DIVERSAMENTE ABILI: Le regole per la rimozione delle barriere architettoniche in condomino

La legge di Riforma del Condominio stabilisce che la rimozione delle barriere architettoniche in condominio possa essere deliberata, in prima e seconda convocazione, con il voto favorevole della maggioranza degli intervenuti in assemblea e che gli stessi rappresentino almeno la metà del valore dei millesimi dell’edificio.

La barriera architettonica è formata da quegli elementi costruttivi che, nell’ambito di un complesso condominiale, impediscono del tutto o limitino sensibilmente l’accessibilità all’edificio alle persone con limitata capacità motoria o con deficit sensoriali.

La legge ha classificato le opere che mirano a rimuovere dette barriere come opere di utilità sociale.

Laddove non fosse possibile fare approvare in assemblea la rimozione delle barriere, con la conseguente ripartizione delle spese fra tutti i condòmini, la persona interessata all’iniziativa per la rimozione delle barriere dovrà mettere per iscritto la sua richiesta di esecuzione dei lavori sulle parti comuni e sottoporre la proposta all’assemblea.

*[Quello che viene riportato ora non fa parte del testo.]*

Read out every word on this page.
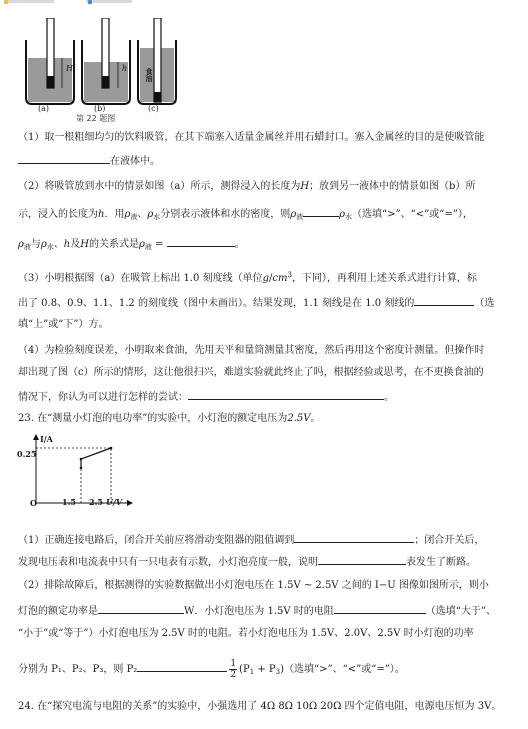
H	h	食油
(a)	(b)	(c)
第 22 题图
（1）取一根粗细均匀的饮料吸管，在其下端塞入适量金属丝并用石蜡封口。塞入金属丝的目的是使吸管能
在液体中。
（2）将吸管放到水中的情景如图（a）所示，测得浸入的长度为H；放到另一液体中的情景如图（b）所
示，浸入的长度为h．用$\rho_液$、$\rho_水$分别表示液体和水的密度，则$\rho_液$	$\rho_水$（选填“>”、“<”或“=”），
$\rho_液$与$\rho_水$、h及H的关系式是$\rho_液$ =	。
（3）小明根据图（a）在吸管上标出 1.0 刻度线（单位$g/cm^3$，下同），再利用上述关系式进行计算，标
出了 0.8、0.9、1.1、1.2 的刻度线（图中未画出）。结果发现，1.1 刻线是在 1.0 刻线的	（选
填“上”或“下”）方。
（4）为检验刻度误差，小明取来食油，先用天平和量筒测量其密度，然后再用这个密度计测量。但操作时
却出现了图（c）所示的情形，这让他很扫兴，难道实验就此终止了吗，根据经验或思考，在不更换食油的
情况下，你认为可以进行怎样的尝试：	。
23. 在“测量小灯泡的电功率”的实验中，小灯泡的额定电压为2.5V。
I/A
0.25
O	1.5 2.5 U/V
（1）正确连接电路后，闭合开关前应将滑动变阻器的阻值调到	；闭合开关后，
发现电压表和电流表中只有一只电表有示数，小灯泡亮度一般，说明	表发生了断路。
（2）排除故障后，根据测得的实验数据做出小灯泡电压在 1.5V ~ 2.5V 之间的 I−U 图像如图所示，则小
灯泡的额定功率是	W．小灯泡电压为 1.5V 时的电阻	（选填“大于”、
“小于”或“等于”）小灯泡电压为 2.5V 时的电阻。若小灯泡电压为 1.5V、2.0V、2.5V 时小灯泡的功率
分别为 P₁、P₂、P₃，则 P₂	$\frac{1}{2} (P_1 + P_3)$（选填“>”、“<”或“=”）。
24. 在“探究电流与电阻的关系”的实验中，小强选用了 4Ω 8Ω 10Ω 20Ω 四个定值电阻，电源电压恒为 3V。
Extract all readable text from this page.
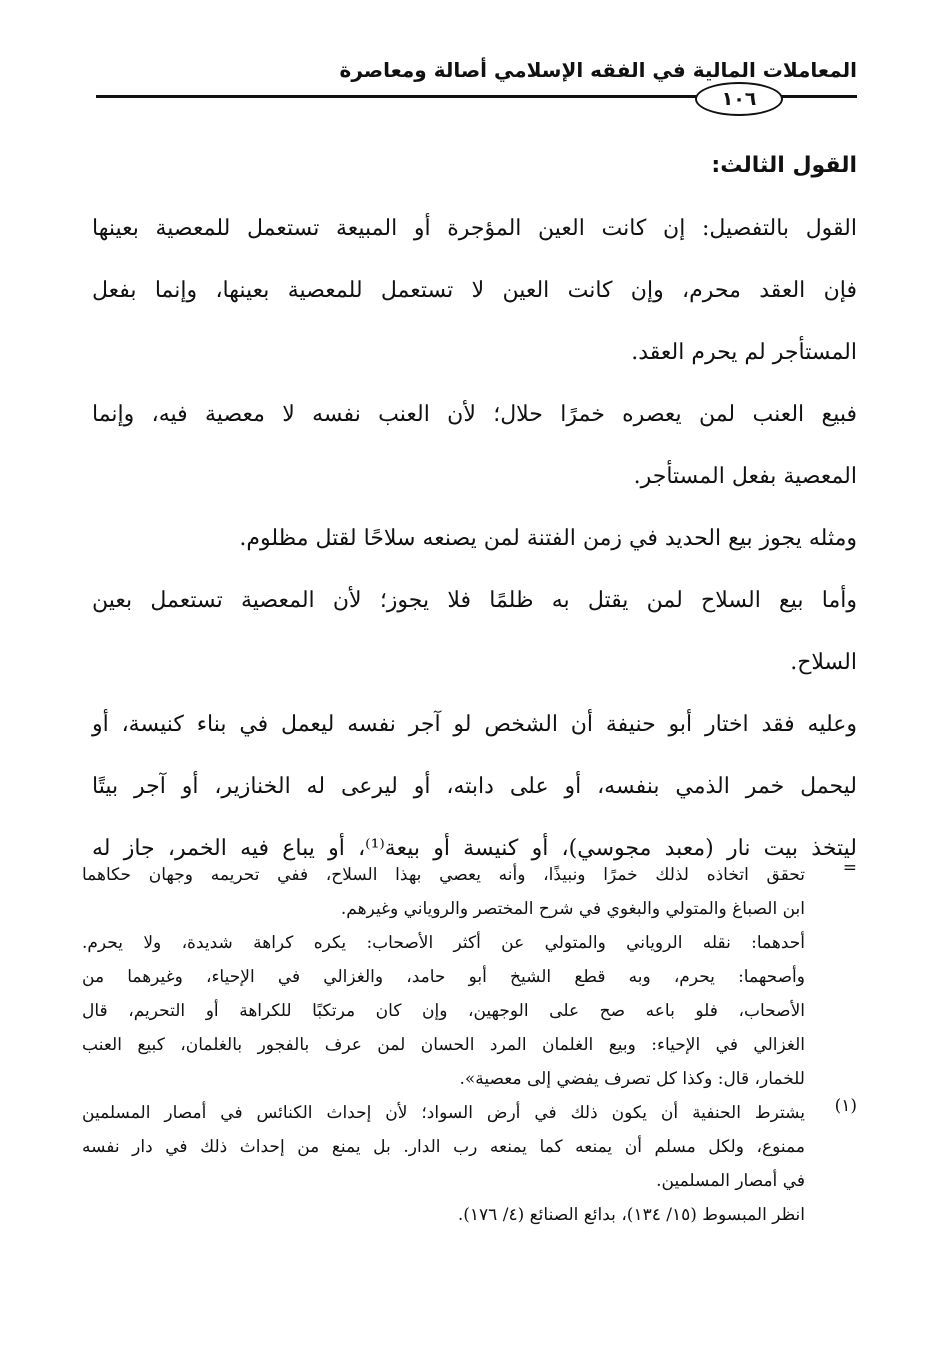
المعاملات المالية في الفقه الإسلامي أصالة ومعاصرة
١٠٦
القول الثالث:
القول بالتفصيل: إن كانت العين المؤجرة أو المبيعة تستعمل للمعصية بعينها
فإن العقد محرم، وإن كانت العين لا تستعمل للمعصية بعينها، وإنما بفعل
المستأجر لم يحرم العقد.
فبيع العنب لمن يعصره خمرًا حلال؛ لأن العنب نفسه لا معصية فيه، وإنما
المعصية بفعل المستأجر.
ومثله يجوز بيع الحديد في زمن الفتنة لمن يصنعه سلاحًا لقتل مظلوم.
وأما بيع السلاح لمن يقتل به ظلمًا فلا يجوز؛ لأن المعصية تستعمل بعين
السلاح.
وعليه فقد اختار أبو حنيفة أن الشخص لو آجر نفسه ليعمل في بناء كنيسة، أو
ليحمل خمر الذمي بنفسه، أو على دابته، أو ليرعى له الخنازير، أو آجر بيتًا
ليتخذ بيت نار (معبد مجوسي)، أو كنيسة أو بيعة⁽¹⁾، أو يباع فيه الخمر، جاز له
=
تحقق اتخاذه لذلك خمرًا ونبيذًا، وأنه يعصي بهذا السلاح، ففي تحريمه وجهان حكاهما
ابن الصباغ والمتولي والبغوي في شرح المختصر والروياني وغيرهم.
أحدهما: نقله الروياني والمتولي عن أكثر الأصحاب: يكره كراهة شديدة، ولا يحرم.
وأصحهما: يحرم، وبه قطع الشيخ أبو حامد، والغزالي في الإحياء، وغيرهما من
الأصحاب، فلو باعه صح على الوجهين، وإن كان مرتكبًا للكراهة أو التحريم، قال
الغزالي في الإحياء: وبيع الغلمان المرد الحسان لمن عرف بالفجور بالغلمان، كبيع العنب
للخمار، قال: وكذا كل تصرف يفضي إلى معصية».
(١)
يشترط الحنفية أن يكون ذلك في أرض السواد؛ لأن إحداث الكنائس في أمصار المسلمين
ممنوع، ولكل مسلم أن يمنعه كما يمنعه رب الدار. بل يمنع من إحداث ذلك في دار نفسه
في أمصار المسلمين.
انظر المبسوط (١٥/ ١٣٤)، بدائع الصنائع (٤/ ١٧٦).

Se l’assemblea non dovesse approvare tale richiesta entro tre mesi dalla data in cui il singolo condomino avrà formulato la sua proposta, l’interessato sarà autorizzato,  direttamente dalla legge,  ad installare a proprie spese le strutture necessarie oppure a modificare l’ampiezza delle porte di accesso.

Il singolo condomino interessato, prima di dare il via a questi lavori di cui si sarà addossato le spese, dovrà soltanto avvisare l’amministratore che ne riferirà semplicemente in assemblea la quale, in ogni caso, non potrà più opporsi all’esecuzione degli stessi.